Secondo quanto riportato da fonti statunitensi, israeliane e regionali, sono in corso negoziati tra Stati Uniti, Iran e mediatori di diversi Paesi per definire i termini di un potenziale cessate il fuoco della durata di 45 giorni, che potrebbe portare alla fine della guerra. Il piano discusso prevede due fasi: la prima riguarderebbe il cessate il fuoco temporaneo, durante il quale si svolgerebbero i colloqui per una soluzione definitiva; la seconda consisterebbe nella firma di un accordo per la fine del conflitto.

Le fonti ritengono che la possibilità di un accordo nelle prossime 48 ore sia scarsa, ma sottolineano che questa trattativa rappresenta l’ultima opportunità per evitare un’escalation del conflitto. È già pronto un piano operativo per una campagna di bombardamenti contro gli impianti energetici iraniani, ma si punta a trovare una soluzione diplomatica.

I negoziati avvengono tramite mediatori pakistani, egiziani e turchi, e attraverso lo scambio di messaggi tra l’inviato dell’amministrazione Trump, Steve Witkoff, e il ministro degli Esteri iraniano Abbas Araghchi. L’amministrazione statunitense avrebbe presentato diverse proposte a Teheran nei giorni scorsi, ma finora sono state tutte rifiutate dagli iraniani.

Le discussioni ruotano intorno a due questioni chiave: la riapertura completa dello Stretto di Hormuz e la gestione delle scorte di uranio altamente arricchito in Iran. Si valuta che la soluzione di queste problematiche possa rappresentare la base di un accordo finale. I mediatori stanno lavorando su misure di rafforzamento della fiducia legate a entrambe le questioni, ma fonti vicine ai negoziati ritengono che l’Iran difficilmente accetterà di rinunciare a tali leve in cambio di un cessate il fuoco limitato.

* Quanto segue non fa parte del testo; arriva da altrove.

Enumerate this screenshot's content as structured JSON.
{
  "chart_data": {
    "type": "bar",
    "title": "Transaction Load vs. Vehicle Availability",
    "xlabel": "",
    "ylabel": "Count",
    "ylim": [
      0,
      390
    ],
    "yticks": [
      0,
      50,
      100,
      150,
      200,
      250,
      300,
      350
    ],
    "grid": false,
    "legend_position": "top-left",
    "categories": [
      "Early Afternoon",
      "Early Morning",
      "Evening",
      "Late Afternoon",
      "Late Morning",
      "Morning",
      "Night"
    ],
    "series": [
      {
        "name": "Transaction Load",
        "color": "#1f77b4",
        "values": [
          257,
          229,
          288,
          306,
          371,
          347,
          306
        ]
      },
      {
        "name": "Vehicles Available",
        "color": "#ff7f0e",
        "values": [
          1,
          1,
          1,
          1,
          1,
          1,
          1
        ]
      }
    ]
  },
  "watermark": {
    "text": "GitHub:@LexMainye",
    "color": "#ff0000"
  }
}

I mediatori stanno inoltre proponendo iniziative che possano rassicurare l’Iran sulla natura non temporanea del cessate il fuoco e stanno valutando richieste aggiuntive da parte di Teheran. I funzionari iraniani hanno espresso timori di trovarsi in una situazione simile a quella di Gaza o del Libano, con un cessate il fuoco formale ma la possibilità di nuove offensive israeliane o statunitensi. La Casa Bianca, interpellata, ha scelto di non commentare lo stato dei negoziati.

I mediatori hanno fatto sapere agli iraniani che le prossime 48 ore saranno decisive per evitare un peggioramento del conflitto, ma per ora i funzionari di Teheran mantengono una posizione ferma e non sembrano disposti a concessioni.